The dot product is a fundamental operation in vector mathematics that combines two vectors to produce a single scalar value. It is denoted by a dot between two vectors, for example, \( \mathbf{u} \cdot \mathbf{v} \). Calculating the dot product helps us understand the directional relationship between vectors. The basic formula for the dot product of vectors \( \mathbf{u} = \langle a, b \rangle \) and \( \mathbf{v} = \langle c, d \rangle \) is given by:

• \( \mathbf{u} \cdot \mathbf{v} = a \cdot c + b \cdot d \)

In our exercise, this formula helped us determine that the vectors \( \mathbf{u} = \langle 0, -5 \rangle \) and \( \mathbf{v} = \langle 4, 0 \rangle \) have a dot product of 0, because:

• \( 0 \cdot 4 + (-5) \cdot 0 = 0 \)

When the dot product results in zero, it reveals something special about the vectors: they are perpendicular.

Vector mathematics is an essential part of mathematics that involves the use of vectors, which are quantities that have both magnitude and direction. Vectors can be represented geometrically as arrows or numerically with sets of coordinates like \( \langle a, b \rangle \). Here are some key concepts of vector mathematics:

• Vectors have both direction and magnitude.
• They are often visualized as arrows pointing in space.
• Numeric representation in two dimensions uses pairs like \( \langle a, b \rangle \).
• Operations like addition, scalar multiplication, and dot product are common.

In our exercise, we dealt with vector operations using the dot product. This process involved breaking down the components of the vectors into their respective coordinates \( a, b \) and \( c, d \) to calculate how they function together. Understanding these basics allows us to assess vector behaviors like directionality and perpendicularity.

Vector perpendicularity is a noteworthy concept in vector mathematics, describing when two vectors meet at right angles (90 degrees). This perpendicular position is crucial as it signifies no component of one vector points along the direction of the other.

• Vectors are perpendicular when their dot product equals zero.
• Such a relationship implies they form an orthogonal pair.
• An orthogonal pair aligns at a 90-degree angle.

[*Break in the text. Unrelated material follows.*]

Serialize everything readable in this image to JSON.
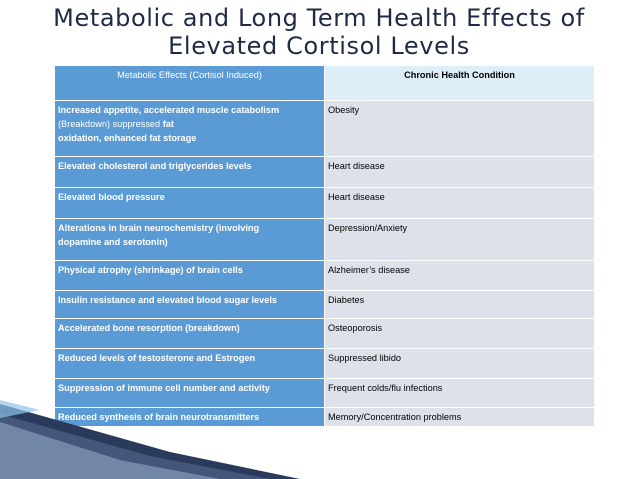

For the vectors \( \mathbf{u} \) and \( \mathbf{v} \) in our problem, we used the dot product to confirm their perpendicularity. With the simple calculation showing \( 0 \cdot 4 + (-5) \cdot 0 = 0 \), we determined that these two vectors are indeed perpendicular. This means \( \mathbf{u} \) lies entirely along one axis, while \( \mathbf{v} \) follows another, uniquely independent direction.